Abstract

Technical efficiency (TE) and total factor productivity (TFP) are important criteria to ensure the enhancement of the quality and efficiency of state-owned enterprises (SOEs) and function as important indicators to assess the quality of their accomplishments. The purpose of this study is to explore whether the efficiency of SOEs is higher or lower than that of private enterprises. Transcendental logarithmic production function and stochastic frontier analysis (SFA) are used to assess the TE and TFP of listed central SOEs, local SOEs, and private enterprises, the data of which were taken from 2006–2020. The results show that the sampled private enterprises had the highest average TE during the study period, followed by the central and local SOEs. The private enterprises also had the highest average TFP growth rate, followed by the local and central SOEs. The TFP decompositions show that the TE change (TEC) and technical change (TC) indices of the SOEs were lower than those of the private enterprises.
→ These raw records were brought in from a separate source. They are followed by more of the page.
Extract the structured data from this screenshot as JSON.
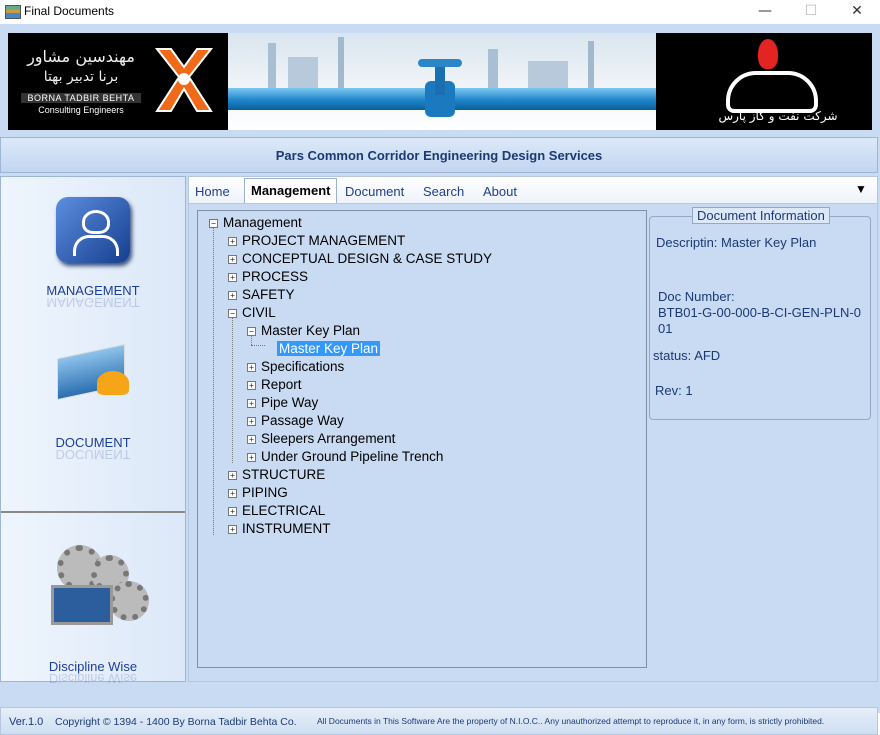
{
  "window": {
    "title": "Final Documents",
    "minimize": "—",
    "maximize": "☐",
    "close": "✕"
  },
  "banner": {
    "company_fa_line1": "مهندسین مشاور",
    "company_fa_line2": "برنا تدبیر بهتا",
    "company_en_line1": "BORNA TADBIR BEHTA",
    "company_en_line2": "Consulting Engineers",
    "client_fa": "شرکت نفت و گاز پارس"
  },
  "header": {
    "title": "Pars Common Corridor Engineering Design Services"
  },
  "sidebar": {
    "items": [
      {
        "label": "MANAGEMENT"
      },
      {
        "label": "DOCUMENT"
      },
      {
        "label": "Discipline Wise"
      }
    ]
  },
  "tabs": [
    {
      "label": "Home"
    },
    {
      "label": "Management"
    },
    {
      "label": "Document"
    },
    {
      "label": "Search"
    },
    {
      "label": "About"
    }
  ],
  "tree": {
    "root": "Management",
    "nodes": [
      "PROJECT MANAGEMENT",
      "CONCEPTUAL DESIGN & CASE STUDY",
      "PROCESS",
      "SAFETY",
      "CIVIL",
      "Master Key Plan",
      "Master Key Plan",
      "Specifications",
      "Report",
      "Pipe Way",
      "Passage Way",
      "Sleepers Arrangement",
      "Under Ground Pipeline Trench",
      "STRUCTURE",
      "PIPING",
      "ELECTRICAL",
      "INSTRUMENT"
    ]
  },
  "doc_info": {
    "title": "Document Information",
    "description": "Descriptin: Master Key Plan",
    "doc_number_label": "Doc Number:",
    "doc_number_line1": "BTB01-G-00-000-B-CI-GEN-PLN-0",
    "doc_number_line2": "01",
    "status": "status: AFD",
    "rev": "Rev: 1"
  },
  "footer": {
    "version": "Ver.1.0",
    "copyright": "Copyright © 1394 - 1400  By  Borna Tadbir Behta Co.",
    "notice": "All Documents in This Software Are the property of N.I.O.C.. Any unauthorized attempt to reproduce it, in any form, is strictly prohibited."
  },
  "colors": {
    "accent": "#1d3e9a",
    "selection": "#3399ff",
    "panel": "#c9daf3"
  }
}
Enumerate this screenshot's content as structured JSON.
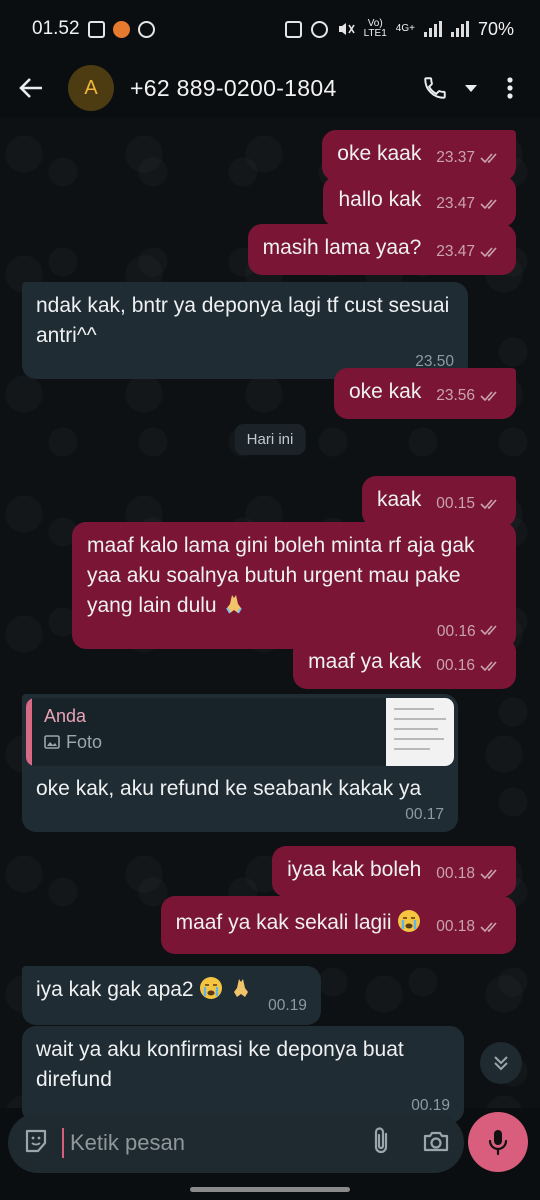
{
  "status_bar": {
    "time": "01.52",
    "network": "4G+",
    "lte": "LTE1",
    "volte": "Vo)",
    "battery": "70%"
  },
  "header": {
    "avatar_letter": "A",
    "contact": "+62 889-0200-1804"
  },
  "date_divider": "Hari ini",
  "messages": [
    {
      "text": "oke kaak",
      "time": "23.37"
    },
    {
      "text": "hallo kak",
      "time": "23.47"
    },
    {
      "text": "masih lama yaa?",
      "time": "23.47"
    },
    {
      "text": "ndak kak, bntr ya deponya lagi tf cust sesuai antri^^",
      "time": "23.50"
    },
    {
      "text": "oke kak",
      "time": "23.56"
    },
    {
      "text": "kaak",
      "time": "00.15"
    },
    {
      "text": "maaf kalo lama gini boleh minta rf aja gak yaa aku soalnya butuh urgent mau pake yang lain dulu",
      "time": "00.16"
    },
    {
      "text": "maaf ya kak",
      "time": "00.16"
    },
    {
      "quote_author": "Anda",
      "quote_type": "Foto",
      "text": "oke kak, aku refund ke seabank kakak ya",
      "time": "00.17"
    },
    {
      "text": "iyaa kak boleh",
      "time": "00.18"
    },
    {
      "text": "maaf ya kak sekali lagii",
      "time": "00.18"
    },
    {
      "text": "iya kak gak apa2",
      "time": "00.19"
    },
    {
      "text": "wait ya aku konfirmasi ke deponya buat direfund",
      "time": "00.19"
    }
  ],
  "composer": {
    "placeholder": "Ketik pesan"
  },
  "colors": {
    "outgoing": "#7a1535",
    "incoming": "#1f2c34",
    "accent": "#d95d7d"
  }
}
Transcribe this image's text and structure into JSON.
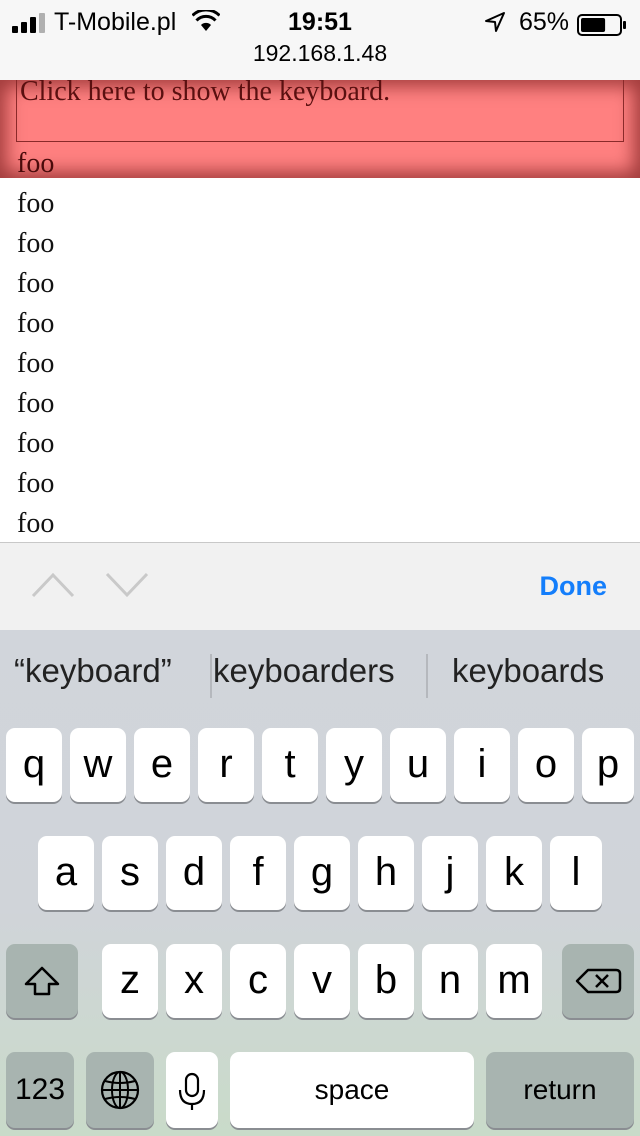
{
  "status": {
    "carrier": "T-Mobile.pl",
    "time": "19:51",
    "battery": "65%",
    "battery_level": 0.65
  },
  "browser": {
    "url": "192.168.1.48"
  },
  "page": {
    "input_text": "Click here to show the keyboard.",
    "lines": [
      "foo",
      "foo",
      "foo",
      "foo",
      "foo",
      "foo",
      "foo",
      "foo",
      "foo",
      "foo"
    ]
  },
  "accessory": {
    "done_label": "Done"
  },
  "keyboard": {
    "suggestions": [
      "“keyboard”",
      "keyboarders",
      "keyboards"
    ],
    "row1": [
      "q",
      "w",
      "e",
      "r",
      "t",
      "y",
      "u",
      "i",
      "o",
      "p"
    ],
    "row2": [
      "a",
      "s",
      "d",
      "f",
      "g",
      "h",
      "j",
      "k",
      "l"
    ],
    "row3": [
      "z",
      "x",
      "c",
      "v",
      "b",
      "n",
      "m"
    ],
    "numbers_label": "123",
    "space_label": "space",
    "return_label": "return"
  },
  "colors": {
    "accent": "#147efb",
    "highlight": "#ff8080"
  }
}
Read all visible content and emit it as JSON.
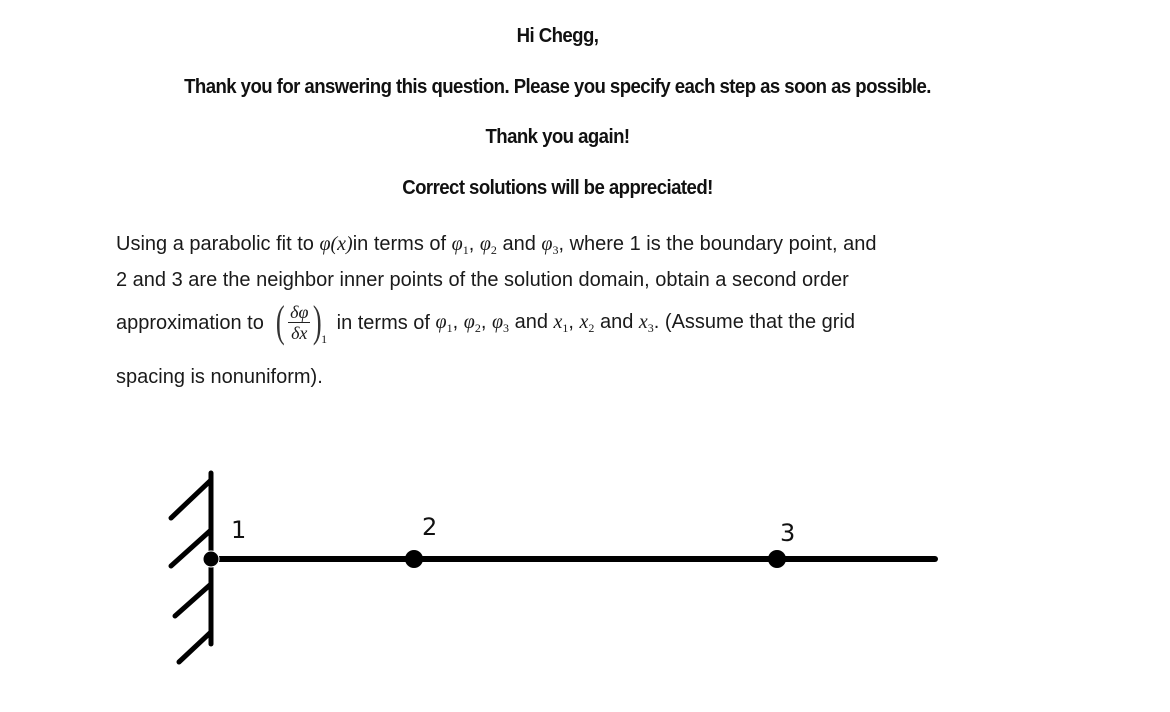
{
  "header": {
    "greeting": "Hi Chegg,",
    "line1": "Thank you for answering this question. Please you specify each step as soon as possible.",
    "line2": "Thank you again!",
    "line3": "Correct solutions will be appreciated!"
  },
  "question": {
    "p1_a": "Using a parabolic fit to ",
    "phi_x": "φ(x)",
    "p1_b": "in terms of ",
    "phi": "φ",
    "sub1": "1",
    "sub2": "2",
    "sub3": "3",
    "comma": ", ",
    "and": " and ",
    "p1_c": ", where 1 is the boundary point, and",
    "line2": "2 and 3 are the neighbor inner points of the solution domain, obtain a second order",
    "p3_a": "approximation to ",
    "frac_num": "δφ",
    "frac_den": "δx",
    "frac_sub": "1",
    "p3_b": " in terms of ",
    "x": "x",
    "p3_c": ". (Assume that the grid",
    "line4": "spacing is nonuniform)."
  },
  "diagram": {
    "nodes": [
      {
        "label": "1",
        "type": "boundary"
      },
      {
        "label": "2",
        "type": "inner"
      },
      {
        "label": "3",
        "type": "inner"
      }
    ]
  }
}
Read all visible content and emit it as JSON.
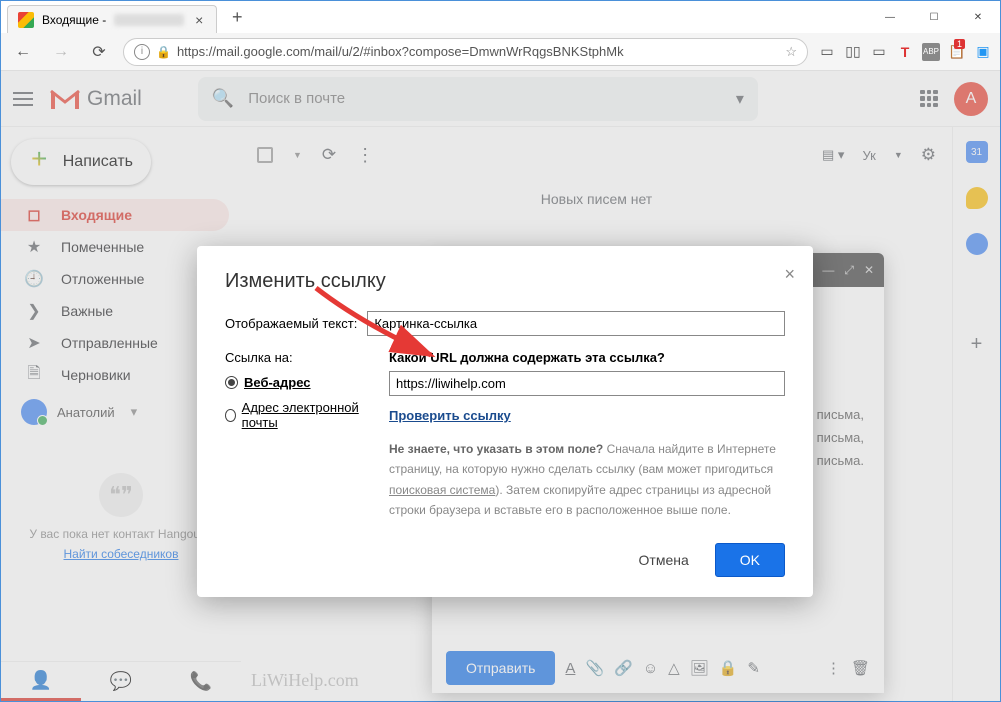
{
  "browser": {
    "tab_title": "Входящие -",
    "url": "https://mail.google.com/mail/u/2/#inbox?compose=DmwnWrRqgsBNKStphMk"
  },
  "gmail": {
    "logo_text": "Gmail",
    "search_placeholder": "Поиск в почте",
    "avatar_letter": "А",
    "compose_label": "Написать",
    "sidebar": {
      "inbox": "Входящие",
      "starred": "Помеченные",
      "snoozed": "Отложенные",
      "important": "Важные",
      "sent": "Отправленные",
      "drafts": "Черновики"
    },
    "user_name": "Анатолий",
    "hangouts_text": "У вас пока нет контакт Hangouts.",
    "hangouts_link": "Найти собеседников",
    "lang_label": "Ук",
    "no_mail": "Новых писем нет",
    "body_sample": "текст письма,",
    "body_sample_end": "текст письма.",
    "send_label": "Отправить"
  },
  "dialog": {
    "title": "Изменить ссылку",
    "display_text_label": "Отображаемый текст:",
    "display_text_value": "Картинка-ссылка",
    "link_to_label": "Ссылка на:",
    "radio_web": "Веб-адрес",
    "radio_email": "Адрес электронной почты",
    "url_question": "Какой URL должна содержать эта ссылка?",
    "url_value": "https://liwihelp.com",
    "test_link": "Проверить ссылку",
    "hint_bold": "Не знаете, что указать в этом поле?",
    "hint_part1": " Сначала найдите в Интернете страницу, на которую нужно сделать ссылку (вам может пригодиться ",
    "hint_search": "поисковая система",
    "hint_part2": "). Затем скопируйте адрес страницы из адресной строки браузера и вставьте его в расположенное выше поле.",
    "cancel": "Отмена",
    "ok": "OK"
  },
  "watermark": "LiWiHelp.com"
}
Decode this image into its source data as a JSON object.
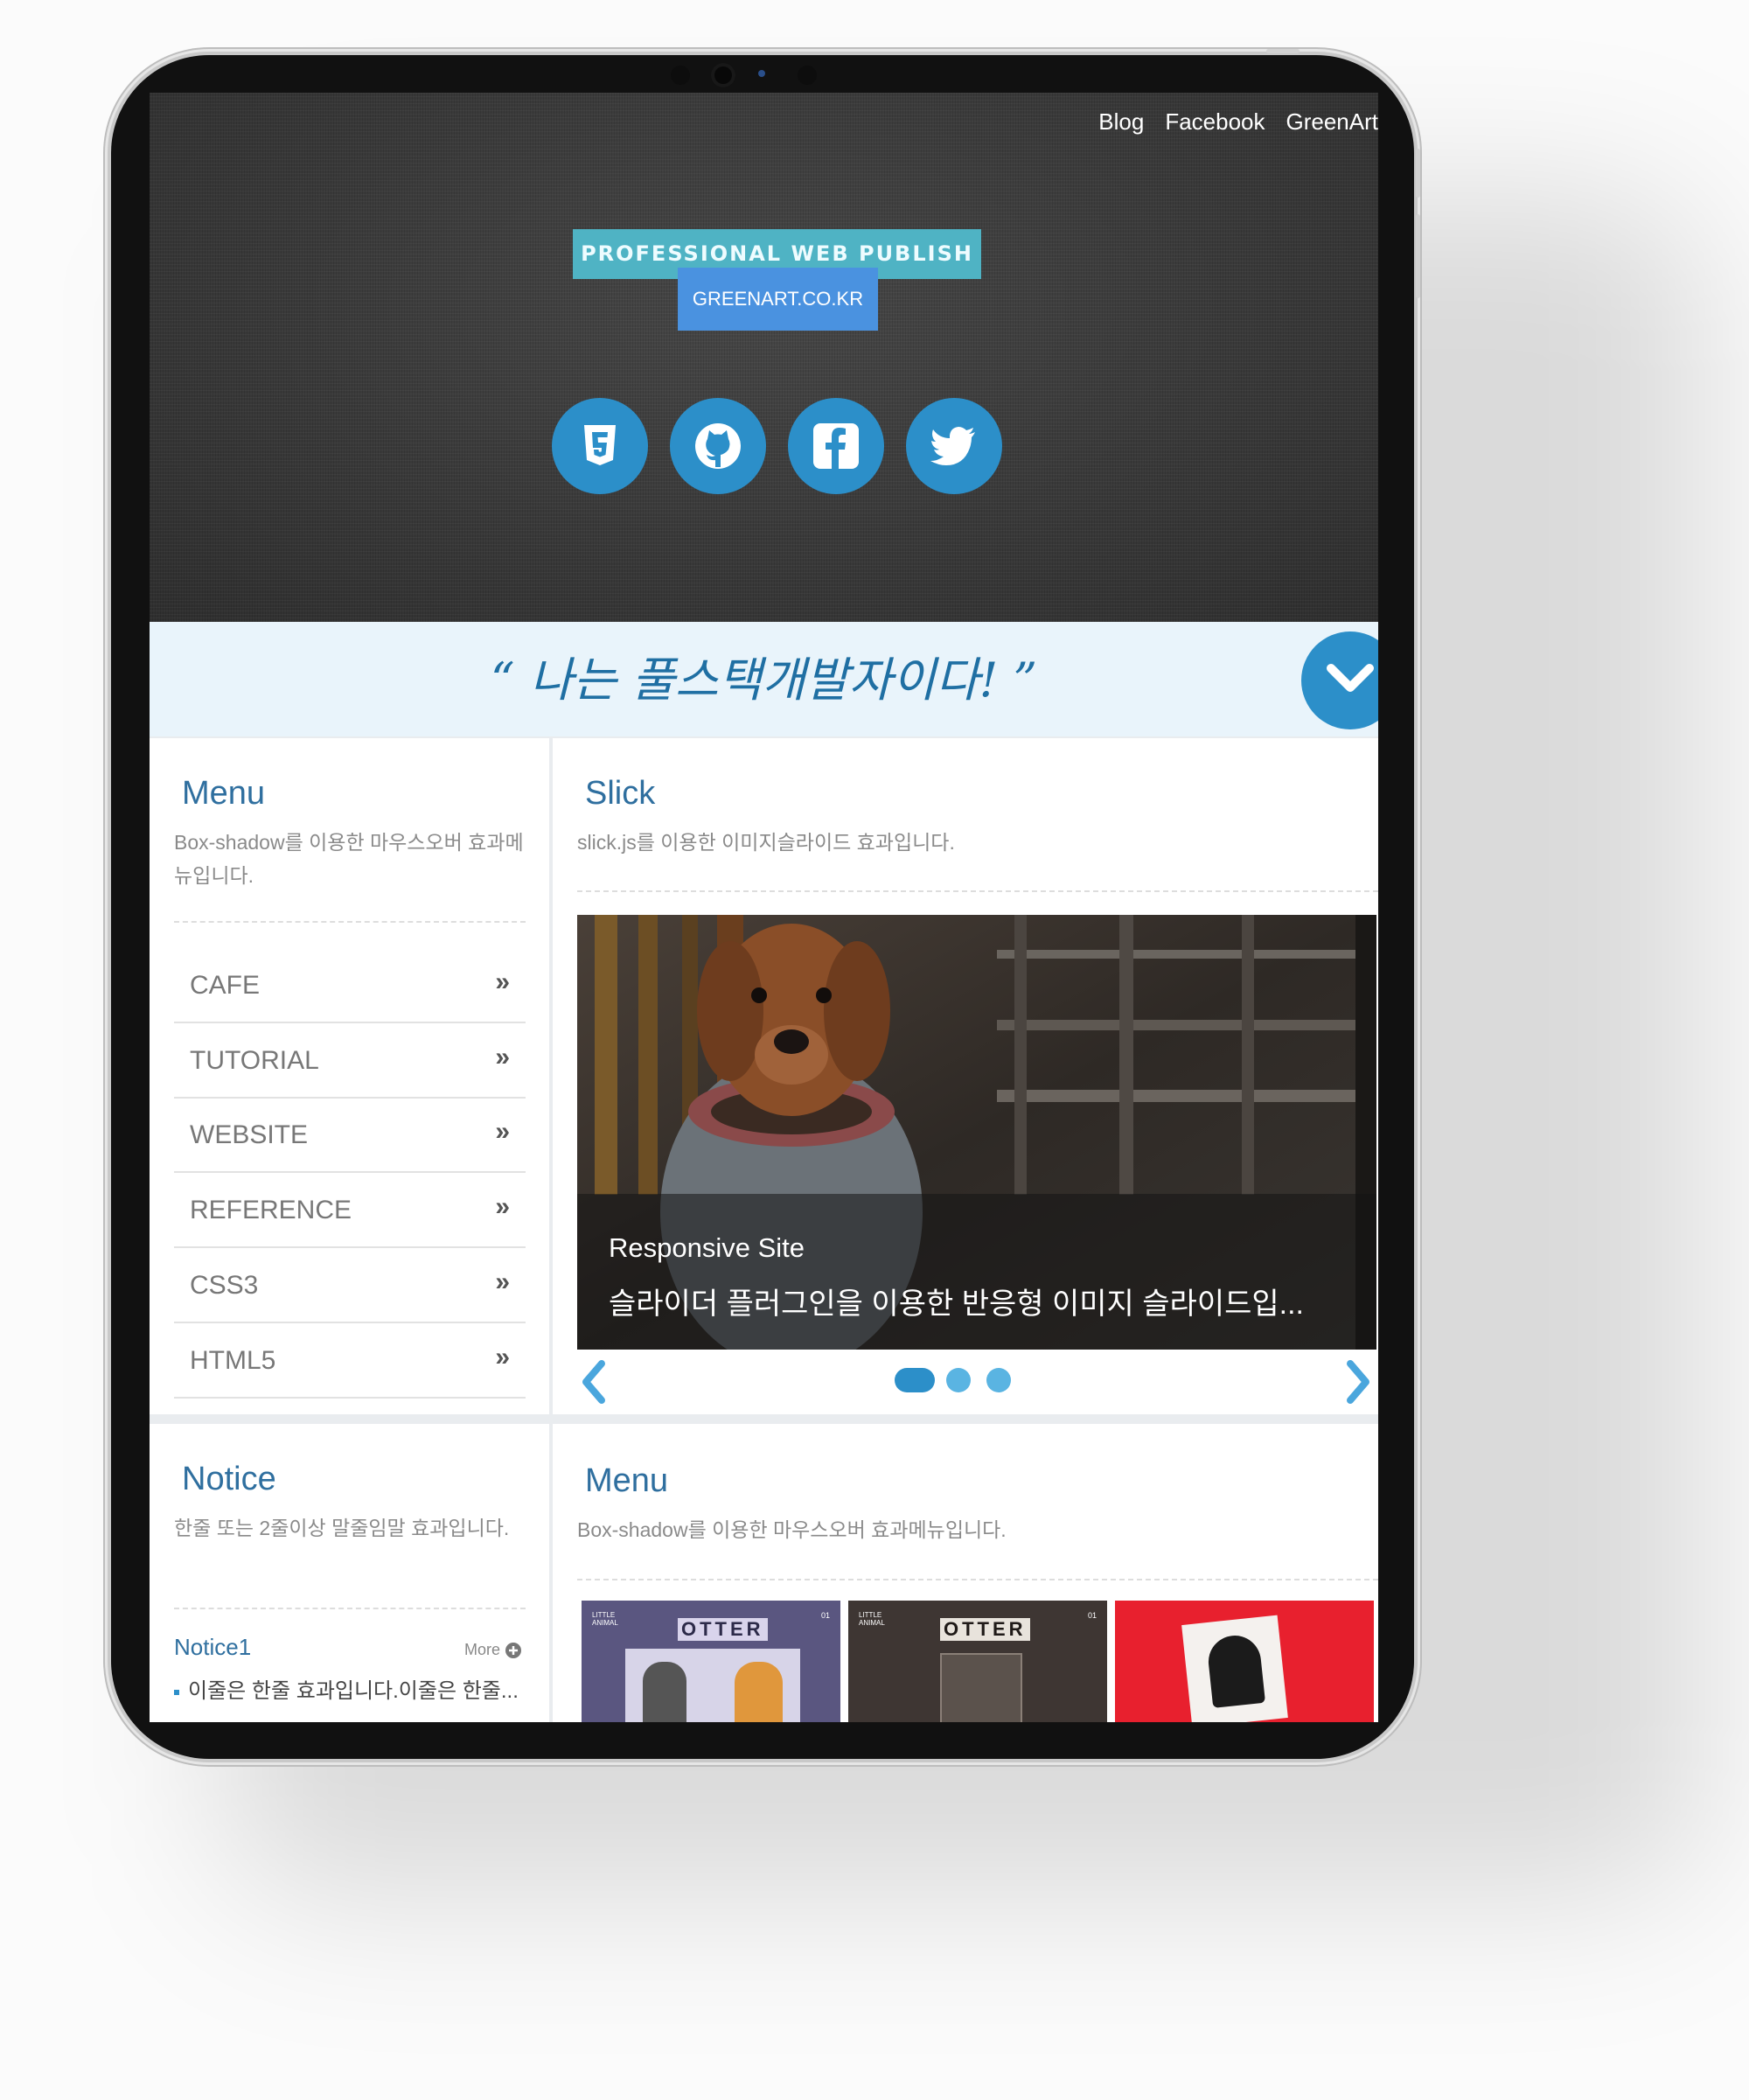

The TC, TEC, and scale change (SC) are limiting the TFP growth rates of the SOEs in labor-intensive industries. The SC of the SOEs has changed less than that of private enterprises in the sampled capital-intensive industries. Northern and southern China had the highest rates of TE and TFP growth. Indeed, this paper measures and decomposes TFP, and analyzes the efficiency of SOEs and private enterprises in different industries and regions in an international context.